The state currently faces a $10 billion budget gap. Needless to say, some areas of government spending are going to be re-evaluated. Unfortunately for us, it seems that education is one of the areas Cuomo and his team have targeted to pay that price.

Cuomo, barely in his second month as governor, still has to get his proposal passed by the legislature. But many analysts can already point to another round of budget cuts to the SUNY system. Specifically, SUNY would have to cut their budget by about 10 percent from last year.

This troubles me. It troubles me that in our age of drastic economic deterioration, education is thought to be expendable.

Nothing exists in a vacuum, and the weak economy seriously is hurting our state’s education, on all grade levels.

Still, students today have demonstrated their commitment to achieve in the achingly unstable economic market. The facts on the ground are that jobs are scarce and no one is guaranteed employment. This is unfortunate, but it is the situation we are dealing with.

You don’t need to be the world’s leading economist to know that America has suffered a brutal recession. Daniel Gross, Harvard graduate and editor of Newsweek, explains simply: “In the past decade the private sector hasn’t created a single job.
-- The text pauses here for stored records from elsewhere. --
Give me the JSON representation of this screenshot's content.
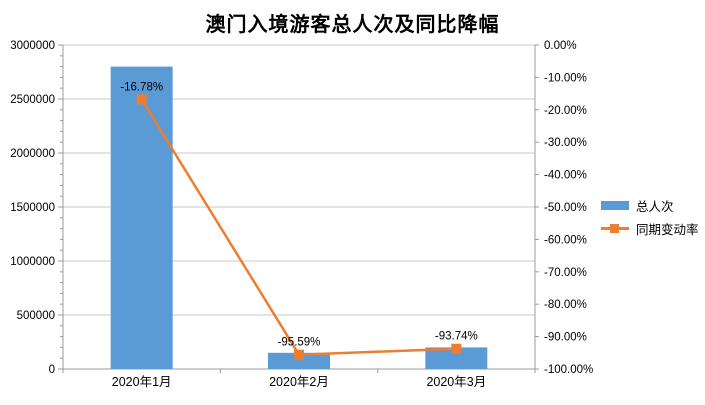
{
  "chart_data": {
    "type": "bar",
    "combo": "bar+line dual axis",
    "title": "澳门入境游客总人次及同比降幅",
    "categories": [
      "2020年1月",
      "2020年2月",
      "2020年3月"
    ],
    "series": [
      {
        "name": "总人次",
        "type": "bar",
        "axis": "left",
        "color": "#5B9BD5",
        "values": [
          2800000,
          150000,
          200000
        ]
      },
      {
        "name": "同期变动率",
        "type": "line",
        "axis": "right",
        "color": "#ED7D31",
        "values": [
          -16.78,
          -95.59,
          -93.74
        ],
        "data_labels": [
          "-16.78%",
          "-95.59%",
          "-93.74%"
        ]
      }
    ],
    "left_axis": {
      "min": 0,
      "max": 3000000,
      "tick_labels": [
        "3000000",
        "2500000",
        "2000000",
        "1500000",
        "1000000",
        "500000",
        "0"
      ]
    },
    "right_axis": {
      "min": -100,
      "max": 0,
      "tick_labels": [
        "0.00%",
        "-10.00%",
        "-20.00%",
        "-30.00%",
        "-40.00%",
        "-50.00%",
        "-60.00%",
        "-70.00%",
        "-80.00%",
        "-90.00%",
        "-100.00%"
      ]
    },
    "legend": {
      "position": "right",
      "items": [
        "总人次",
        "同期变动率"
      ]
    },
    "grid": "horizontal major gridlines on",
    "colors": {
      "bar": "#5B9BD5",
      "line": "#ED7D31",
      "gridline": "#C9C9C9",
      "axis": "#9B9B9B",
      "text": "#000000"
    }
  }
}
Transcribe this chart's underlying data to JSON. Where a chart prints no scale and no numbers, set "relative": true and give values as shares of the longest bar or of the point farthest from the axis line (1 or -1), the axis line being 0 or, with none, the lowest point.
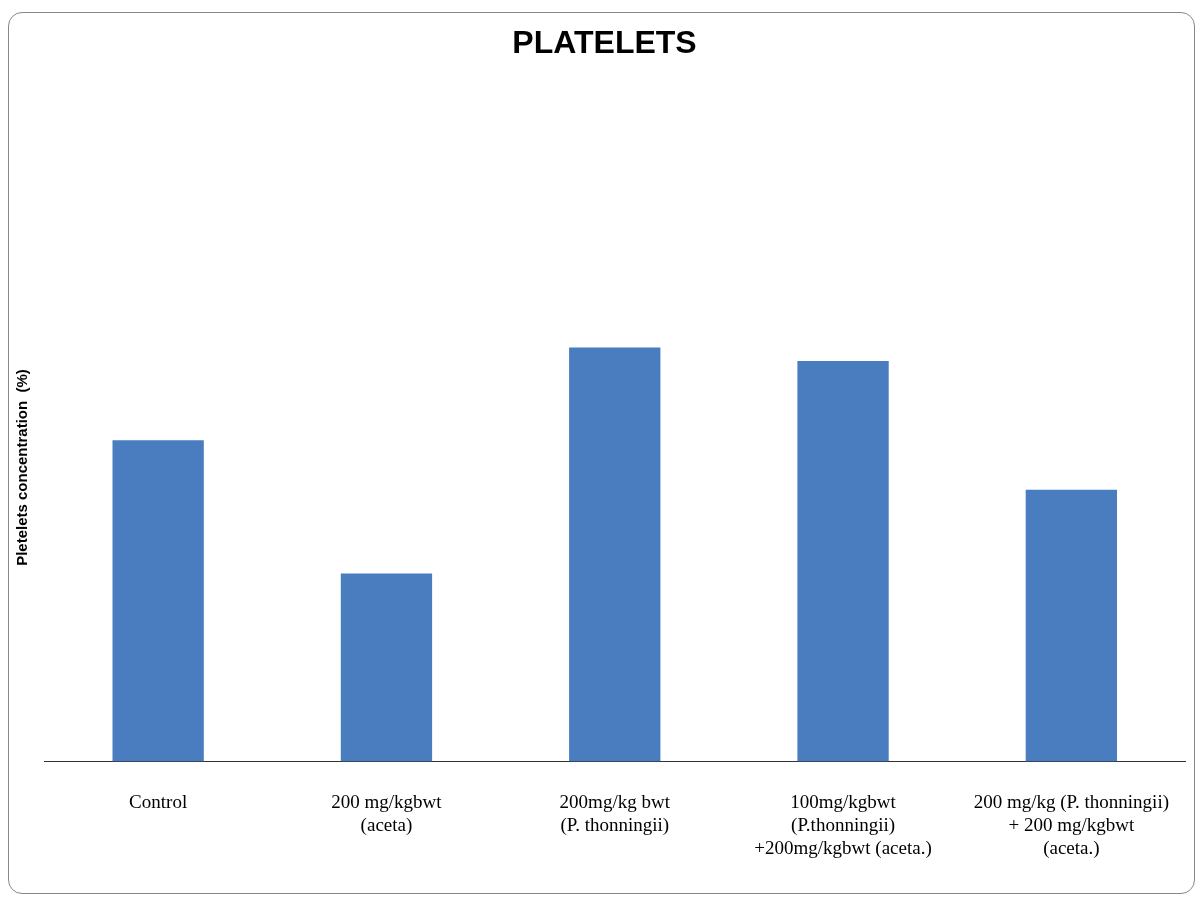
{
  "chart_data": {
    "type": "bar",
    "title": "PLATELETS",
    "ylabel": "Pletelets concentration  (%)",
    "relative": true,
    "categories": [
      "Control",
      "200 mg/kgbwt\n(aceta)",
      "200mg/kg bwt\n(P. thonningii)",
      "100mg/kgbwt\n(P.thonningii)\n+200mg/kgbwt (aceta.)",
      "200 mg/kg (P. thonningii)\n+ 200 mg/kgbwt\n(aceta.)"
    ],
    "values": [
      0.776,
      0.454,
      1,
      0.967,
      0.656
    ],
    "color": "#4a7cc0",
    "grid": false,
    "legend": false
  }
}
That’s poor, especially when you consider that the population grew 9 percent during those years, from 282 million in 2000 to 308 million today.”

These statistics are brutal. The undeniable relationship between the economy and education so clearly affects our generation. As we’ve seen these past few weeks, as the economy worsens, the money allocated by governments (federal, state and local) to schools has progressively diminished.

The difficulty of finding decent employment in the national job market has become a depressing reality that every college student should be aware of. According to the United States Department of Labor, at the end of last February there were 2.7 million job openings for about 15 million unemployed citizens. That roughly translates into five people vying for every one job. The dreariness of these figures is compounded when we consider the estimated 2.5 million college graduates entering the job market this year.

Want to get even more depressed? The report indicates that in September 2010 there were 1.2 million “discouraged workers,” twice as many as the 503,000 a year earlier. The report explains that “discouraged workers” are “persons not currently looking for work because they believe no jobs are available to them.” America the Great, right?

Many students have taken on internships and employment while still pursuing academic degrees full time. It is common for students and graduates to accept demanding jobs for little or no pay in the hopes that it will “one day lead to something.” Another noteworthy trend is the rise in entrepreneurial initiatives by students seeking creative means to get ahead in a world where it is not uncommon for fortunes to disappear overnight.

As should be clear by now, the intimate relationship between the economy and education is a vicious cycle with no clear end in sight.

I can’t say for certain what it will take to turn our economy around. Still, I can’t see cutting education funding as sustainable in the long term. For the good of the state and SUNY’s sake, the government should acknowledge us as the future leaders and decision makers in America. If we want our economy to bounce back, it would seem to make sense to invest in, not cut back on, sustainable projects directed to the future.

Critics may disagree, but if we are to reverse the current recession, extreme measures may very well be needed. We must control the economy to the best of our ability. Tighter regulations. Stricter supervision. Smarter economics. But until that day, cutting back on education funding and resigning college students to ignominy is not the way to go.